Los primeros pobladores de La Eliana

Los primeros pobladores de La Eliana no fuimos nosotros, fueron los árboles, pensaba mientras el tiempo me parecía eterno y el deseo de salir corriendo a jugar me espabilaba.

Era la hora de la siesta, la hora del calor. Reinaba el silencio de los humanos, ese silencio al que nos referimos cuando no oímos voces ni motores ni repiqueteos asociados a la actividad de los otros.
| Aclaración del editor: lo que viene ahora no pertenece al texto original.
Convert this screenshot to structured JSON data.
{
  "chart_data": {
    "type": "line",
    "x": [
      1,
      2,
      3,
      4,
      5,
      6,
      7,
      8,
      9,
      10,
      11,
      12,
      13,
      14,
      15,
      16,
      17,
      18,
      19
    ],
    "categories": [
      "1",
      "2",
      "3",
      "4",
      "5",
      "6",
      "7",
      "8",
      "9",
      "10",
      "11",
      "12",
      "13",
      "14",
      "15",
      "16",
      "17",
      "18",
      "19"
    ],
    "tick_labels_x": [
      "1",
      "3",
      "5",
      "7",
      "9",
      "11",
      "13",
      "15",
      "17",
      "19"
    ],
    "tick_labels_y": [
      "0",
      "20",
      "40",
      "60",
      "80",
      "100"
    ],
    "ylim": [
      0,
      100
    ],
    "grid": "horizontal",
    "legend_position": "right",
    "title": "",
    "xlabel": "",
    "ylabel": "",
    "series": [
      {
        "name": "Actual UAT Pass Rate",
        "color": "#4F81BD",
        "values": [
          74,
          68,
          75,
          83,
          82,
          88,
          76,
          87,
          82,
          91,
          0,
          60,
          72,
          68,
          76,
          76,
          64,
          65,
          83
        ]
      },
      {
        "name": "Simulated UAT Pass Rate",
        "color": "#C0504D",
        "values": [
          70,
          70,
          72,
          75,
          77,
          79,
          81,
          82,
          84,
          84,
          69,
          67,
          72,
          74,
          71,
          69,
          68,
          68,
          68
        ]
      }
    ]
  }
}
Pero se oían intensamente las chicharras (que a mí se me antojaban las mujeres de los grillos, con la misma lógica que ordenaba el mundo en parejas: el sol y la luna, la playa y el mar, el lagarto y la lagarta…) las únicas que no tenían que hacer la siesta.

También se oía el batir suave de la cortina de barritas que daba contra la puerta cerrada, más cerrada que nunca y caliente porque allí se estrellaba el sol abrasador esa tarde de agosto. Olía a pino, como huelen los pinos al sol ardiente, como olía La Eliana entonces y ahora, como olerá La Eliana mientras los árboles sean sus habitantes.
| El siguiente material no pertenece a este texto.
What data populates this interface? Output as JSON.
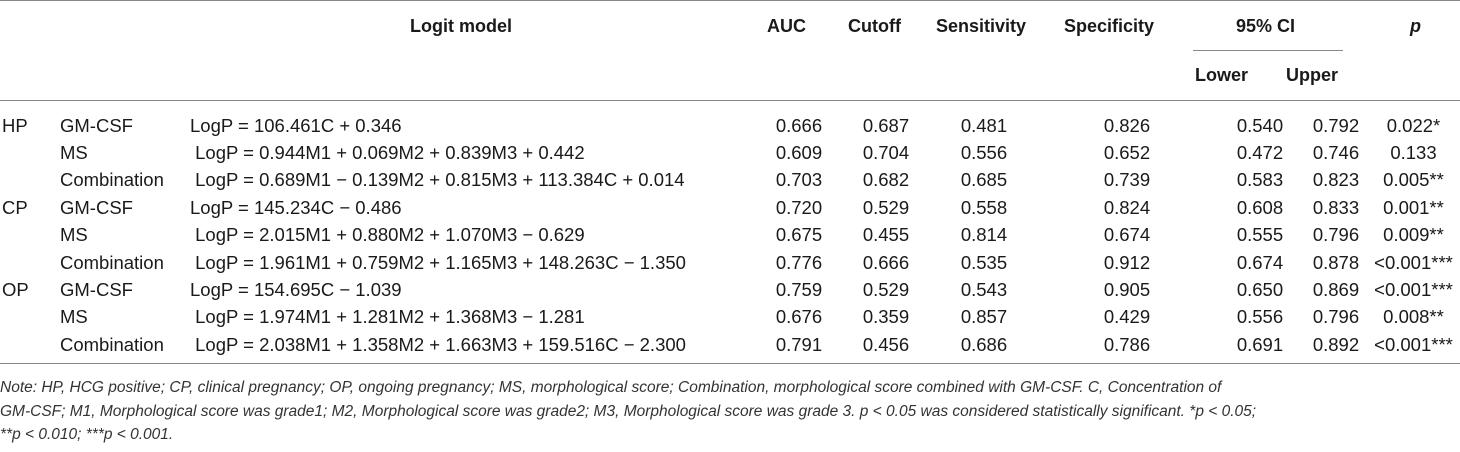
{
  "headers": {
    "logit_model": "Logit model",
    "auc": "AUC",
    "cutoff": "Cutoff",
    "sensitivity": "Sensitivity",
    "specificity": "Specificity",
    "ci": "95% CI",
    "lower": "Lower",
    "upper": "Upper",
    "p": "p"
  },
  "rows": [
    {
      "group": "HP",
      "type": "GM-CSF",
      "model": "LogP = 106.461C + 0.346",
      "auc": "0.666",
      "cutoff": "0.687",
      "sensitivity": "0.481",
      "specificity": "0.826",
      "lower": "0.540",
      "upper": "0.792",
      "p": "0.022*"
    },
    {
      "group": "",
      "type": "MS",
      "model": " LogP = 0.944M1 + 0.069M2 + 0.839M3 + 0.442",
      "auc": "0.609",
      "cutoff": "0.704",
      "sensitivity": "0.556",
      "specificity": "0.652",
      "lower": "0.472",
      "upper": "0.746",
      "p": "0.133"
    },
    {
      "group": "",
      "type": "Combination",
      "model": " LogP = 0.689M1 − 0.139M2 + 0.815M3 + 113.384C + 0.014",
      "auc": "0.703",
      "cutoff": "0.682",
      "sensitivity": "0.685",
      "specificity": "0.739",
      "lower": "0.583",
      "upper": "0.823",
      "p": "0.005**"
    },
    {
      "group": "CP",
      "type": "GM-CSF",
      "model": "LogP = 145.234C − 0.486",
      "auc": "0.720",
      "cutoff": "0.529",
      "sensitivity": "0.558",
      "specificity": "0.824",
      "lower": "0.608",
      "upper": "0.833",
      "p": "0.001**"
    },
    {
      "group": "",
      "type": "MS",
      "model": " LogP = 2.015M1 + 0.880M2 + 1.070M3 − 0.629",
      "auc": "0.675",
      "cutoff": "0.455",
      "sensitivity": "0.814",
      "specificity": "0.674",
      "lower": "0.555",
      "upper": "0.796",
      "p": "0.009**"
    },
    {
      "group": "",
      "type": "Combination",
      "model": " LogP = 1.961M1 + 0.759M2 + 1.165M3 + 148.263C − 1.350",
      "auc": "0.776",
      "cutoff": "0.666",
      "sensitivity": "0.535",
      "specificity": "0.912",
      "lower": "0.674",
      "upper": "0.878",
      "p": "<0.001***"
    },
    {
      "group": "OP",
      "type": "GM-CSF",
      "model": "LogP = 154.695C − 1.039",
      "auc": "0.759",
      "cutoff": "0.529",
      "sensitivity": "0.543",
      "specificity": "0.905",
      "lower": "0.650",
      "upper": "0.869",
      "p": "<0.001***"
    },
    {
      "group": "",
      "type": "MS",
      "model": " LogP = 1.974M1 + 1.281M2 + 1.368M3 − 1.281",
      "auc": "0.676",
      "cutoff": "0.359",
      "sensitivity": "0.857",
      "specificity": "0.429",
      "lower": "0.556",
      "upper": "0.796",
      "p": "0.008**"
    },
    {
      "group": "",
      "type": "Combination",
      "model": " LogP = 2.038M1 + 1.358M2 + 1.663M3 + 159.516C − 2.300",
      "auc": "0.791",
      "cutoff": "0.456",
      "sensitivity": "0.686",
      "specificity": "0.786",
      "lower": "0.691",
      "upper": "0.892",
      "p": "<0.001***"
    }
  ],
  "note": {
    "line1": "Note: HP, HCG positive; CP, clinical pregnancy; OP, ongoing pregnancy; MS, morphological score; Combination, morphological score combined with GM-CSF. C, Concentration of",
    "line2": "GM-CSF; M1, Morphological score was grade1; M2, Morphological score was grade2; M3, Morphological score was grade 3. p < 0.05 was considered statistically significant. *p < 0.05;",
    "line3": "**p < 0.010; ***p < 0.001."
  }
}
De repente oí un revuelo suave y a continuación unos extraños gemidos y unos pasos apresurados se acercaron, pasaron y se volvieron a alejar. Fueron unos instantes pero me dejaron un sobresalto. De un bote me asomé a la mosquitera que ardía, pero la reja no me dejó ver más que una pincelada oscura que en ese momento desaparecía de mi vista.
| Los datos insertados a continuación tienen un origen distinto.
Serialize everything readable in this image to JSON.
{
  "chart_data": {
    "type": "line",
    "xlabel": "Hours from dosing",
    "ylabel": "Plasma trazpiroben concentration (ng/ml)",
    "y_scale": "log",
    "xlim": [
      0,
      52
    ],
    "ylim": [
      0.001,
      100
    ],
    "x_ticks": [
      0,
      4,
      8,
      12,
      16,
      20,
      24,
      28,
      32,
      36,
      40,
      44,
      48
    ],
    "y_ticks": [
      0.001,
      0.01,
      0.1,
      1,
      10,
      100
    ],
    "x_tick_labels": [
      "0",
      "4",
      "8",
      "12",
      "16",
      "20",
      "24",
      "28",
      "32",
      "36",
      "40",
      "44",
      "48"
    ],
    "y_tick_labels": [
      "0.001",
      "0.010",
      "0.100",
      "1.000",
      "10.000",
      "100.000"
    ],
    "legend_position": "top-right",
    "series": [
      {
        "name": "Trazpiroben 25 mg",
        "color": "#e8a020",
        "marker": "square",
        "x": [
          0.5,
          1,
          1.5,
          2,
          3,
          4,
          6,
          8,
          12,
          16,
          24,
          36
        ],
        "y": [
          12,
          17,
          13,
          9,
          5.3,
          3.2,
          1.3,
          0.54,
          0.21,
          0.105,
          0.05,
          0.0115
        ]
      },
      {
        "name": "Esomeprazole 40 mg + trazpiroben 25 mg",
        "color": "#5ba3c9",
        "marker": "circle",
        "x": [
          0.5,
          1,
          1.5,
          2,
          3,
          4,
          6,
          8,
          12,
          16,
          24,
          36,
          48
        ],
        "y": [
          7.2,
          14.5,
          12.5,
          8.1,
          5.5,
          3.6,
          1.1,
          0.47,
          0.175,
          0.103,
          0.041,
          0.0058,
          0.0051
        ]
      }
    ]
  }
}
Pensé que si salía a la calle rápidamente todavía alcanzaría a ver quién había sido, pero como ya os he dicho, la puerta, en agosto y a la hora de la siesta, estaba cerrada como un castillo con su foso y sus cocodrilos. Abrí con mucho sigilo la puerta de la habitación, todos dormían. No me quedaba más remedio que dejarlo para más tarde. Volví a cerrar y me tumbé de nuevo mirando al techo y a los dibujos de colores en las cor­tinas que brillaban al sol y que aún hoy recuerdo tan vivos como si fuera la siesta de ayer.

En mi mente flotaba el sonido de la voz que acababa de oír, era como si alguien intentara hablar o gritar a través de una gruesa tela pues­ta en su boca.

Mi imaginación se disparó poblándome de imágenes más pro­pias de una película que de aquella tranquila tarde de verano.